Memahami perbedaan antara autisme dan telat bicara itu sangat penting, lho. Tujuannya supaya orang tua bisa mencari evaluasi dan penanganan yang paling tepat untuk anak. Yuk, simak perbedaan keduanya yang dilansir dari Capital Area Pediatrics!
Secara sederhana, telat bicara adalah kesulitan dalam perkembangan bahasa, baik saat memahami kata-kata (kemampuan reseptif) maupun saat merangkai kata untuk berkomunikasi (kemampuan ekspresif). Anak yang sekadar telat bicara biasanya tetap punya kemampuan sosial, bahasa tubuh, dan pola perilaku yang sesuai dengan usianya.
Di sisi lain, autisme (Gangguan Spektrum Autisme) adalah kondisi perkembangan saraf yang memengaruhi cara anak berkomunikasi secara sosial. Autisme juga ditandai dengan minat yang terbatas dan perilaku yang berulang.
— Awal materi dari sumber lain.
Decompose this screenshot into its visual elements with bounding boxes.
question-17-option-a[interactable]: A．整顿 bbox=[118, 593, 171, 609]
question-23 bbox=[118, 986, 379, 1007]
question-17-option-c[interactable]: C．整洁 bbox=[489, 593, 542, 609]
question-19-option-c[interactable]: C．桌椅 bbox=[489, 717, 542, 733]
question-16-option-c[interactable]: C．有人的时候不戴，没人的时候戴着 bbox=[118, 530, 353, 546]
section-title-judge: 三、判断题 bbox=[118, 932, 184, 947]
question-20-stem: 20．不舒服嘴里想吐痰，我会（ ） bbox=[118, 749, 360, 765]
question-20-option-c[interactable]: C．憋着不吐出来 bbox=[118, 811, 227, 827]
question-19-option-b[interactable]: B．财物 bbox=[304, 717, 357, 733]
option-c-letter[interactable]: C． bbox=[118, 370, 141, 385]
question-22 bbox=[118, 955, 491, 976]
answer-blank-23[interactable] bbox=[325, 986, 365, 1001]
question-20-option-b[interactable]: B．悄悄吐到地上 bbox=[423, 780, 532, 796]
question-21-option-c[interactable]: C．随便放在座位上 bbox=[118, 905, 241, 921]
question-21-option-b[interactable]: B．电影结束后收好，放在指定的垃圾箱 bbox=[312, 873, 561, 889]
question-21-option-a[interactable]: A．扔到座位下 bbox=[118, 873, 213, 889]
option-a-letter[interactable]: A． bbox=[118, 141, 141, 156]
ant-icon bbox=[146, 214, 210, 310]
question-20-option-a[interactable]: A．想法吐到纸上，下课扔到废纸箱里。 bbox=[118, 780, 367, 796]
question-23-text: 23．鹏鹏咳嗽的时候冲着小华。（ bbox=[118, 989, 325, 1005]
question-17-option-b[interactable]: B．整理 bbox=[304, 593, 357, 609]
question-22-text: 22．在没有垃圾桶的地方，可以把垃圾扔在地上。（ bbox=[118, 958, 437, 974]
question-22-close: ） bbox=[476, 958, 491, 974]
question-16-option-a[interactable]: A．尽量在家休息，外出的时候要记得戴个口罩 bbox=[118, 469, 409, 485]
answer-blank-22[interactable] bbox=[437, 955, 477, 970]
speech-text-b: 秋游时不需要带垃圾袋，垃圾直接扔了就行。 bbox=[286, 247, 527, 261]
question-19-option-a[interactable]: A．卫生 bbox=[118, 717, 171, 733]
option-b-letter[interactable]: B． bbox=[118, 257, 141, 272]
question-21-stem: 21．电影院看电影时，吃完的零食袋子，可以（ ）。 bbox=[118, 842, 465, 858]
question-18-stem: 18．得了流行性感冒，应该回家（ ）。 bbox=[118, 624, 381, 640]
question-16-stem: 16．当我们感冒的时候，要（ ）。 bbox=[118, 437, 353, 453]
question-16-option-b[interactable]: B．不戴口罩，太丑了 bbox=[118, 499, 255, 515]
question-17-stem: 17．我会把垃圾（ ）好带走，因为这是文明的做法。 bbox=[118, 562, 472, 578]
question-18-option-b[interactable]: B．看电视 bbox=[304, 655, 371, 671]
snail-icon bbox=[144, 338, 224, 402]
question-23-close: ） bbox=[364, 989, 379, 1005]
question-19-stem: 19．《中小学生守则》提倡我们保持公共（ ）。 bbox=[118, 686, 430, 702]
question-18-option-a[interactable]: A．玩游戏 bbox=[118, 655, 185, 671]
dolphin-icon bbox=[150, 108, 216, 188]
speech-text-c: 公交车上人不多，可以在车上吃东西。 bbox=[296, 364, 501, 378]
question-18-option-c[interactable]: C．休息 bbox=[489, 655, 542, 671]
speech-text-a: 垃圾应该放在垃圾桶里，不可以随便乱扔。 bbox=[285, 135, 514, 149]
Walaupun banyak anak dengan autisme yang juga mengalami telat bicara, tantangan komunikasi yang mereka hadapi jauh lebih luas daripada sekadar urusan merangkai kata.
Terkadang, anak bisa mengalami keduanya secara bersamaan, atau hanya salah satunya. Karena itulah, evaluasi yang teliti sangat dibutuhkan.